What Is Trigeminal Neuralgia?
The trigeminal nerve is the fifth cranial nerve, which carries sensation from the face. In trigeminal neuralgia there are very brief but very severe attacks of pain along this nerve, most often around the cheek, jaw or eye. The pain is frequently triggered by ordinary stimuli such as chewing, talking, brushing the teeth, wind or touching the face. The most common cause is a blood vessel pressing on the trigeminal nerve at its exit from the brainstem (classic trigeminal neuralgia); less often there are secondary causes such as multiple sclerosis or a tumor. For this reason a detailed neurological examination and thin-slice MRI are important in diagnosis; MRI can both show the vascular compression and rule out secondary causes.
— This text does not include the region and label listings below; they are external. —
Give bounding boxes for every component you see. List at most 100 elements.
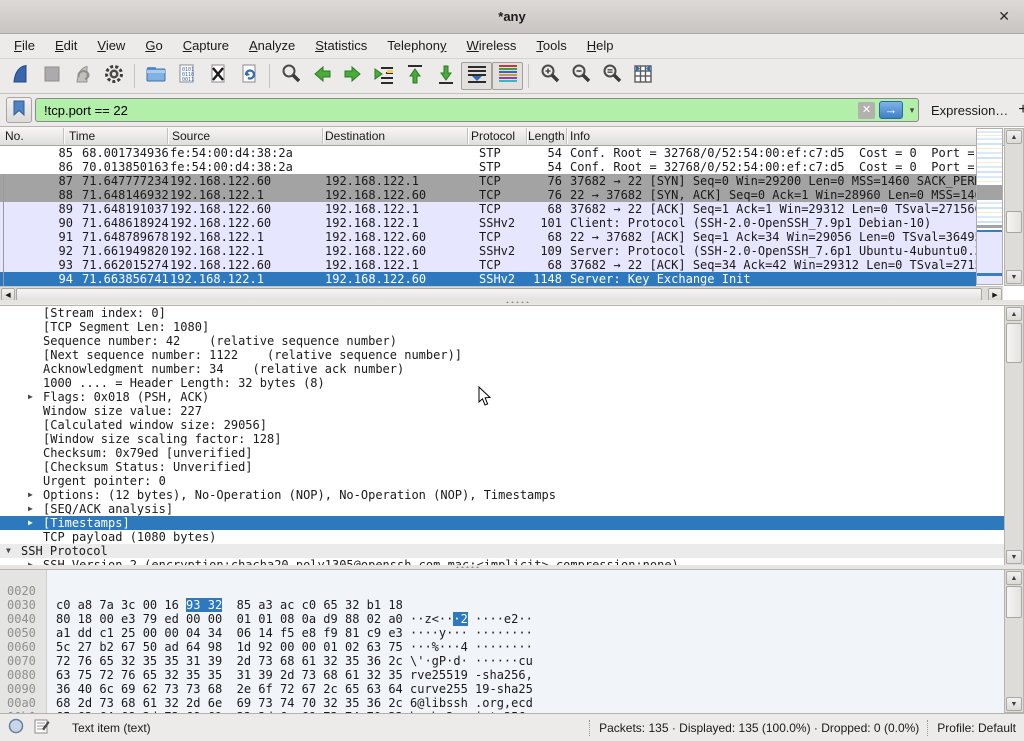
go-last-button[interactable] [430, 62, 461, 90]
menu-item[interactable]: Edit [45, 38, 87, 53]
auto-scroll-toggle[interactable] [461, 62, 492, 90]
open-file-button[interactable] [140, 62, 171, 90]
menu-item[interactable]: View [87, 38, 135, 53]
restart-capture-button[interactable] [67, 62, 98, 90]
menu-item[interactable]: Wireless [457, 38, 527, 53]
stop-capture-button[interactable] [36, 62, 67, 90]
packet-row[interactable]: 87 71.647777234 192.168.122.60 192.168.1… [0, 174, 976, 188]
detail-line[interactable]: Sequence number: 42 (relative sequence n… [0, 334, 1004, 348]
packet-row[interactable]: 94 71.663856741 192.168.122.1 192.168.12… [0, 272, 976, 286]
go-forward-button[interactable] [337, 62, 368, 90]
packet-row[interactable]: 88 71.648146932 192.168.122.1 192.168.12… [0, 188, 976, 202]
detail-line[interactable]: 1000 .... = Header Length: 32 bytes (8) [0, 376, 1004, 390]
packet-row[interactable]: 92 71.661949820 192.168.122.1 192.168.12… [0, 244, 976, 258]
detail-line[interactable]: Acknowledgment number: 34 (relative ack … [0, 362, 1004, 376]
menu-item[interactable]: File [4, 38, 45, 53]
profile-label[interactable]: Profile: Default [937, 721, 1024, 735]
detail-line[interactable]: [Calculated window size: 29056] [0, 418, 1004, 432]
expand-arrow-icon[interactable]: ▶ [28, 502, 43, 516]
menu-item[interactable]: Tools [526, 38, 576, 53]
scroll-down-icon[interactable]: ▼ [1006, 270, 1022, 284]
filter-history-caret-icon[interactable]: ▾ [906, 105, 918, 116]
detail-line[interactable]: [Checksum Status: Unverified] [0, 460, 1004, 474]
filter-apply-icon[interactable]: → [879, 101, 903, 119]
go-back-button[interactable] [306, 62, 337, 90]
col-protocol[interactable]: Protocol [471, 129, 515, 143]
menu-item[interactable]: Capture [173, 38, 239, 53]
capture-options-button[interactable] [98, 62, 129, 90]
capture-comment-button[interactable] [34, 718, 50, 737]
hex-row[interactable]: 0070 63 75 72 76 65 32 35 35 31 39 2d 73… [0, 640, 1004, 654]
hex-row[interactable]: 0030 80 18 00 e3 79 ed 00 00 01 01 08 0a… [0, 584, 1004, 598]
detail-line[interactable]: ▶[Timestamps] [0, 516, 1004, 530]
packet-list-vscrollbar[interactable]: ▲ ▼ [1004, 128, 1024, 286]
detail-line[interactable]: [TCP Segment Len: 1080] [0, 320, 1004, 334]
scroll-down-icon[interactable]: ▼ [1006, 697, 1022, 711]
hex-row[interactable]: 0060 72 76 65 32 35 35 31 39 2d 73 68 61… [0, 626, 1004, 640]
vscroll-thumb[interactable] [1006, 211, 1022, 233]
detail-line[interactable]: [Next sequence number: 1122 (relative se… [0, 348, 1004, 362]
filter-bookmark-button[interactable] [6, 97, 32, 123]
start-capture-button[interactable] [5, 62, 36, 90]
packet-row[interactable]: 91 71.648789678 192.168.122.1 192.168.12… [0, 230, 976, 244]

First Step: Medical Treatment
The first step in trigeminal neuralgia treatment — and the only step needed in many patients — is medication. Certain antiseizure drugs such as carbamazepine and oxcarbazepine are highly effective for this pain and control it in a substantial proportion of patients. Treatment is started at a low dose and adjusted according to effect and side effects. For this reason not every patient with facial pain is a direct surgical candidate; surgery is considered only when even an adequate dose of medication fails to control the pain, or when the patient cannot tolerate the side effects (drowsiness, unsteadiness, changes in blood values). A response of the pain to medication is also regarded as a finding that supports the diagnosis of classic trigeminal neuralgia.
Surgical Options
In drug-resistant cases there are three main approaches. Microvascular decompression (MVD) is the only method that aims to remove the cause: through a small craniotomy behind the ear, the vessel compressing the nerve is found under the microscope and a soft cushion is placed between nerve and vessel to relieve the compression; the chance of long-term pain freedom is high, especially in younger patients in good general condition with clear vascular compression on MRI. The second group consists of percutaneous (needle-based) procedures that reduce pain transmission by causing controlled damage to the nerve (balloon compression, glycerol injection, radiofrequency); these are less invasive and suitable for older patients or those with comorbidities, but carry a risk of facial numbness and recurrence. The third option is radiosurgery (Gamma Knife); it is preferred in patients unsuitable for surgery, and its effect begins over weeks.
Assessment and Recovery
The process begins with a detailed pain history, neurological examination and a thin-slice MRI dedicated to the trigeminal nerve; the MRI both assesses vascular compression and rules out secondary causes such as multiple sclerosis or a tumor. If pain persists after medication has been optimised, the surgical options are evaluated together with the patient. Microvascular decompression is performed under general anaesthesia and takes a few hours; it is usually followed by a short period of intensive care and a hospital stay of a few days. Percutaneous procedures are mostly shorter and allow faster discharge. Which method is chosen is decided together according to the patient's age, general health, MRI findings and preference.
Risks and Realistic Expectations
Each method has its own risks, and these must be discussed honestly. Microvascular decompression is major surgery; though rare, it carries risks of hearing loss, facial weakness, cerebrospinal fluid leak and the general risks of surgery, but it offers the highest chance of pain freedom with the lowest risk of facial numbness. Percutaneous procedures are less invasive but carry a higher probability of permanent facial numbness and recurrence. Gamma Knife is painless but its effect begins with a delay and may diminish over time. No method guarantees lifelong pain freedom; recurrence is possible with every method. The most suitable option for you and a realistic expectation of success are shared openly before surgery based on your findings.